An instructive example is the investigation of police officer William F. Sutherland, which arose in Atlanta in March 1940. It was one of the few cases of the time, in which the torture of a black prisoner by a white police officer gained the attention of the southern public. Sutherland was accused of having tortured Quintar South, a sixteen-year-old high-school student, with an electric iron to make him confess to a burglary. A white woman who employed South in her home brought the case to the attention of the local white press. Local welfare institutions and white citizens publicly voiced their indignation about the occurrence, Atlanta’s mayor William B. Hartsfield proclaimed to put an end to police torture in the city, and the white press demanded that the state should not rest until it punished the guilty officer.
Three months later, a trial against Sutherland took place in Atlanta’s criminal court. Quintar South testified extensively on the torture he had received by the hands of Sutherland. Former fellow prisoners, his white female employer, and a white newspaper reporter supported his charges. Officer Sutherland took the stand and refuted the allegations. Several police officers testified that they saw no wounds on South’s body while he was in custody. After forty-five minutes of deliberation, the white jurors found the officer “not guilty.”
However, the acquittal of Sutherland did not mean the end of prosecution. For the first time in history, the U.S. Justice Department had ordered a probe against Sutherland by the Federal Bureau of Investigation, based on civil rights statutes of the post-Civil War era. FBI agents interviewed numerous witnesses related to the case, took photographs of the marks on Quintar South’s body, and conducted a forensic examination of the alleged torture weapon. When the local U.S. attorney asked for additional investigations into Sutherland’s past, FBI director J. Edgar Hoover convinced his superiors in the Justice Department to suspend the order, arguing that such a step would “rupture” the “friendly relationship” between the FBI and the Atlanta police.

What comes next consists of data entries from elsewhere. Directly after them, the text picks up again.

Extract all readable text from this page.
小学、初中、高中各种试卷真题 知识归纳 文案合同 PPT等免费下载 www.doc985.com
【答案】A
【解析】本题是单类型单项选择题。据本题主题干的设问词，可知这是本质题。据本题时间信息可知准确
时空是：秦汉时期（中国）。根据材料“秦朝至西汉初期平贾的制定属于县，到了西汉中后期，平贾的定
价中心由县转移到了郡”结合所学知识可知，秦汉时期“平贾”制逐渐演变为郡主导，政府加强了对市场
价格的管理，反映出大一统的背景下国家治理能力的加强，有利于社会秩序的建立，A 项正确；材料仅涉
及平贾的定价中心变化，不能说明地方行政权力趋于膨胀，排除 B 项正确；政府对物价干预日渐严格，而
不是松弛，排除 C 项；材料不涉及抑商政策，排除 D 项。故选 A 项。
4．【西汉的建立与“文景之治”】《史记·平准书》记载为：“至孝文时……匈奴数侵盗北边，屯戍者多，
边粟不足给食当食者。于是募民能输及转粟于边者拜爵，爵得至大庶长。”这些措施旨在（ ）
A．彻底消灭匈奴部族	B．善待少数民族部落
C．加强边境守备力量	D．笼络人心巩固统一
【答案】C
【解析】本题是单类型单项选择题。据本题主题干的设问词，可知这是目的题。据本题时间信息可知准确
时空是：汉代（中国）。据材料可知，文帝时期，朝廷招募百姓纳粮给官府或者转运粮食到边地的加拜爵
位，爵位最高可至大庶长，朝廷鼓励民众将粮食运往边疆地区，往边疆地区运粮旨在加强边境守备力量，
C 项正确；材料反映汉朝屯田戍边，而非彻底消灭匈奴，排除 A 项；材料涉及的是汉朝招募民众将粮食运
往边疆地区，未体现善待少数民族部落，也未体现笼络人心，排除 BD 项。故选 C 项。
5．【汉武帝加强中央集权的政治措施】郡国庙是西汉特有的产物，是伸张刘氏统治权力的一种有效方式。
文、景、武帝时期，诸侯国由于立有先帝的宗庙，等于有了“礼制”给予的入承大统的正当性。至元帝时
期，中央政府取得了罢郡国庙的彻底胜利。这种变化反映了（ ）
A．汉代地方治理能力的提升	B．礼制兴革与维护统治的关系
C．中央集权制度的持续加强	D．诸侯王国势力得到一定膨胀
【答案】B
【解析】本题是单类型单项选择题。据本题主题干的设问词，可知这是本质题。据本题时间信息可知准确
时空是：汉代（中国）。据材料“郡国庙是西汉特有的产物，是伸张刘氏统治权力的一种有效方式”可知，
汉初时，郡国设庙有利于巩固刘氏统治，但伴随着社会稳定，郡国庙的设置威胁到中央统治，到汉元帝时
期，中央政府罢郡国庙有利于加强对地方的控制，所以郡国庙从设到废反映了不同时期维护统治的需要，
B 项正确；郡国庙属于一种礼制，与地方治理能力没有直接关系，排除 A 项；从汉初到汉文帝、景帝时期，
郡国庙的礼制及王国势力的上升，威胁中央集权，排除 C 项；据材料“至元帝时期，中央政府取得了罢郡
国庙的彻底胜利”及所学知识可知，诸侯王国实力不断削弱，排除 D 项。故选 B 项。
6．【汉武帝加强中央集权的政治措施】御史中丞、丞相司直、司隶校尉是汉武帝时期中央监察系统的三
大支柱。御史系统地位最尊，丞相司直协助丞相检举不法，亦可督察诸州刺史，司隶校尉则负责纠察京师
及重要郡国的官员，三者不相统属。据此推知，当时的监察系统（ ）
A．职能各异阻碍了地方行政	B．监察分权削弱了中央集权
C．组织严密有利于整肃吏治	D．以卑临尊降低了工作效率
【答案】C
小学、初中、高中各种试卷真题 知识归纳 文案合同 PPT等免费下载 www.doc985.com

In February 1941, Sutherland faced charges of civil rights violations in the U.S. District Court of Atlanta. Again, Quintar South and several black and white witnesses took the stand. The U.S. attorney entered the photographs of South’s wounds as evidence. Defense witnesses responded by testifying to Sutherland’s “good reputation.” Contrary to the hopes of Atlanta’s black community, the white jurors declared themselves unable to reach a verdict. A second trial in November also ended without verdict. In June 1944, the Justice Department dropped the investigations. As the local black press commented after the first mistrial, the result “cannot be anything but a sore disappointment to Atlantans of both races anxious to see justice in this case prevail.”

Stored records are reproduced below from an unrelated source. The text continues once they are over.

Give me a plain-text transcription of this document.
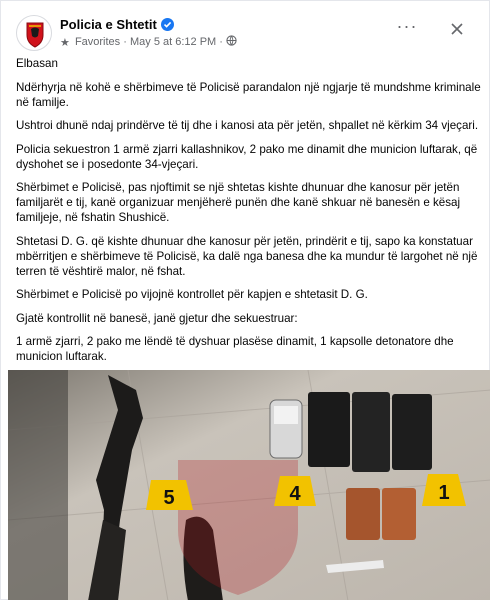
Policia e Shtetit
★ Favorites · May 5 at 6:12 PM ·
···

Elbasan

Ndërhyrja në kohë e shërbimeve të Policisë parandalon një ngjarje të mundshme kriminale në familje.

Ushtroi dhunë ndaj prindërve të tij dhe i kanosi ata për jetën, shpallet në kërkim 34 vjeçari.

Policia sekuestron 1 armë zjarri kallashnikov, 2 pako me dinamit dhe municion luftarak, që dyshohet se i posedonte 34-vjeçari.

Shërbimet e Policisë, pas njoftimit se një shtetas kishte dhunuar dhe kanosur për jetën familjarët e tij, kanë organizuar menjëherë punën dhe kanë shkuar në banesën e kësaj familjeje, në fshatin Shushicë.

Shtetasi D. G. që kishte dhunuar dhe kanosur për jetën, prindërit e tij, sapo ka konstatuar mbërritjen e shërbimeve të Policisë, ka dalë nga banesa dhe ka mundur të largohet në një terren të vështirë malor, në fshat.

Shërbimet e Policisë po vijojnë kontrollet për kapjen e shtetasit D. G.

Gjatë kontrollit në banesë, janë gjetur dhe sekuestruar:

1 armë zjarri, 2 pako me lëndë të dyshuar plasëse dinamit, 1 kapsolle detonatore dhe municion luftarak.

5	4	1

Between 1940 and 1955, federal prosecutors repeatedly failed to hold southern law officers accountable for civil rights violations, also because the U.S. Supreme Court limited the possibilities of convicting officers for this offense. Moreover, southern juries refused to punish police officers for having violated the civil rights of black men or women. That “justice” in cases of police violence remained largely in vain even in federal courts further demoralized African Americans and bolstered law officers. Today’s fight to make “Black Lives Matter” retains much of its urgency from this decades-long failure to provide justice to victims of police violence.
Silvan Niedermeier is a postdoctoral researcher and lecturer of history at Erfurt University.